Honorific-Prefix: | The Honourable |
Senator for Tasmania | |
Term Start: | 29 March 1901 |
Term End: | 31 December 1903 |
Term Start1: | 1 January 1907 |
Term End1: | 30 June 1913 |
Birth Date: | 1857 12, df=yes |
Birth Place: | Nile, Tasmania |
Death Place: | Nile, Tasmania, Australia |
Nationality: | Australian |
Party: | Protectionist (1901–03) Anti-Socialist (1906–09) Liberal (1909–13) |
Relations: | Norman Cameron (brother) |
Occupation: | Soldier, pastoralist |
Cyril St Clair Cameron, (5 December 1857 – 22 December 1941) was an Australian soldier and politician.
Born in the town of Nile near Launceston, Tasmania, he was educated at Launceston Grammar School and then attended the University of Edinburgh before becoming a pastoralist and professional soldier. He served in Afghanistan 1878–1880 and South Africa during the Boer War 1899–1900, rising to position of Colonel in the AIF.[1] He was later aide-de-camp to the Governor-General and warden of Evandale. He was made a Companion of the Order of the Bath in 1901 for his service with the Tasmanian Mounted Infantry during the Boer War.[2]
In 1901 he was elected to the Australian Senate as a Protectionist Senator for Tasmania. (His brother, Norman Cameron, was elected to the House of Representatives at the same election as a Free Trader.) He was defeated in 1903 but was re-elected as an Anti-Socialist in 1906.[3]

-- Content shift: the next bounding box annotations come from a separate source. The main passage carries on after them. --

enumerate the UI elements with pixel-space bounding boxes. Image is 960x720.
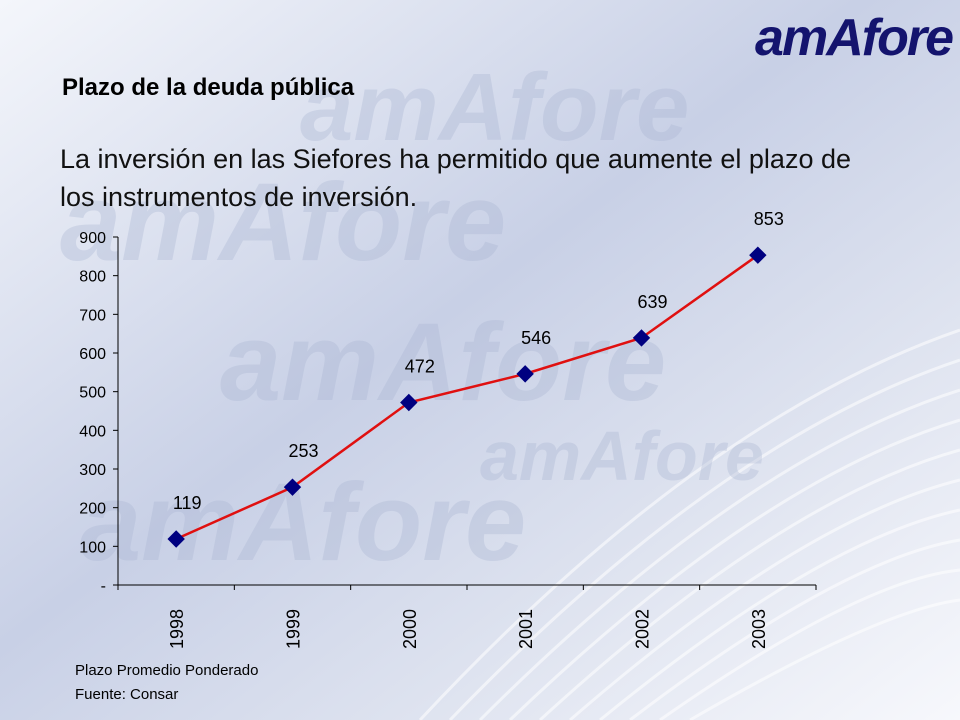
slide-title: Plazo de la deuda pública xyxy=(62,74,355,101)
data-label: 472 xyxy=(405,356,435,376)
data-point xyxy=(632,329,651,347)
y-tick-label: 500 xyxy=(79,385,106,402)
series-note: Plazo Promedio Ponderado xyxy=(75,662,259,679)
y-tick-label: 800 xyxy=(79,269,106,286)
amafore-logo: amAfore xyxy=(755,9,954,67)
x-tick-label: 2003 xyxy=(749,609,769,649)
svg-text:amAfore: amAfore xyxy=(80,461,526,584)
data-point xyxy=(167,530,185,548)
y-tick-label: 100 xyxy=(79,539,106,556)
slide-subtitle: La inversión en las Siefores ha permitid… xyxy=(60,144,851,212)
data-label: 853 xyxy=(754,209,784,229)
data-label: 253 xyxy=(288,441,318,461)
svg-text:amAfore: amAfore xyxy=(220,301,666,424)
svg-text:amAfore: amAfore xyxy=(300,54,689,161)
y-tick-label: 600 xyxy=(79,346,106,363)
y-tick-label: - xyxy=(101,578,106,595)
data-label: 639 xyxy=(637,292,667,312)
source-note: Fuente: Consar xyxy=(75,686,179,703)
x-tick-label: 1999 xyxy=(284,609,304,649)
x-tick-label: 2002 xyxy=(633,609,653,649)
data-point xyxy=(283,478,302,496)
data-label: 546 xyxy=(521,328,551,348)
data-point xyxy=(400,393,418,412)
svg-text:amAfore: amAfore xyxy=(480,417,764,495)
x-tick-label: 2001 xyxy=(516,609,536,649)
y-tick-label: 400 xyxy=(79,423,106,440)
y-tick-label: 900 xyxy=(79,230,106,247)
y-tick-label: 300 xyxy=(79,462,106,479)
data-point xyxy=(516,365,534,383)
x-tick-label: 2000 xyxy=(400,609,420,649)
x-tick-label: 1998 xyxy=(167,609,187,649)
series-line xyxy=(175,254,759,541)
data-label: 119 xyxy=(173,493,202,513)
svg-text:amAfore: amAfore xyxy=(60,161,506,284)
y-tick-label: 200 xyxy=(79,501,106,518)
data-point xyxy=(749,246,767,264)
y-tick-label: 700 xyxy=(79,307,106,324)
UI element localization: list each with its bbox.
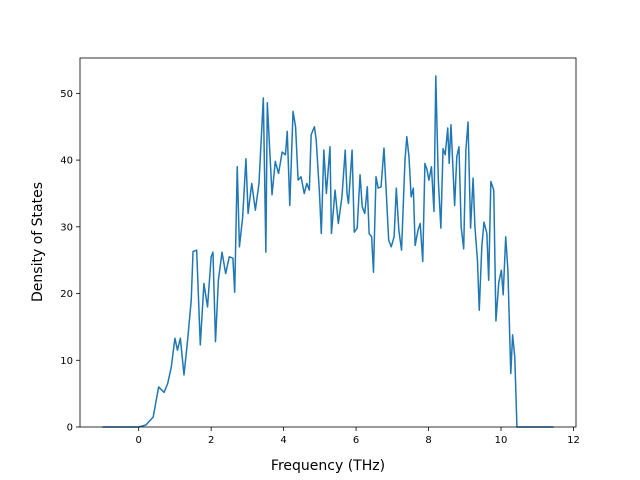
x-tick-label: 2 <box>208 435 214 446</box>
y-axis-label: Density of States <box>30 182 46 302</box>
y-tick-label: 30 <box>60 222 73 233</box>
y-tick-label: 10 <box>60 356 73 367</box>
x-tick-label: 0 <box>136 435 142 446</box>
line-series <box>102 75 554 428</box>
y-tick-label: 50 <box>60 89 73 100</box>
y-tick-label: 20 <box>60 289 73 300</box>
x-tick-label: 12 <box>567 435 580 446</box>
x-axis-label: Frequency (THz) <box>271 458 385 474</box>
y-tick-label: 40 <box>60 156 73 167</box>
plot-frame <box>79 57 577 428</box>
x-tick-label: 10 <box>495 435 508 446</box>
y-tick-label: 0 <box>67 423 73 434</box>
x-tick-label: 8 <box>425 435 431 446</box>
x-tick-label: 6 <box>353 435 359 446</box>
x-tick-label: 4 <box>280 435 286 446</box>
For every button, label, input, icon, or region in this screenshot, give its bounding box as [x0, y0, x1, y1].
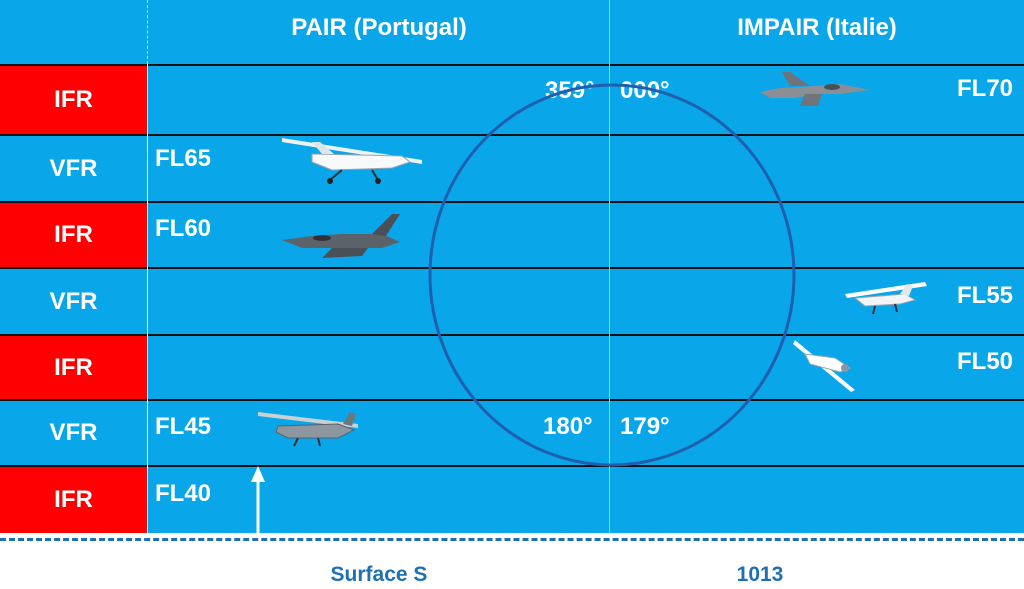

He was defeated again (as a Liberal) in 1913, and despite several attempts to re-enter the Senate, including a number as an independent, his political career was over. He became a pastoralist, and served in World War I 1914–1918.
Cameron died in 1941.[4]
One of his sons, Lt. Colonel Donald Cameron (1888–1979), was awarded the MC and OBE.[5]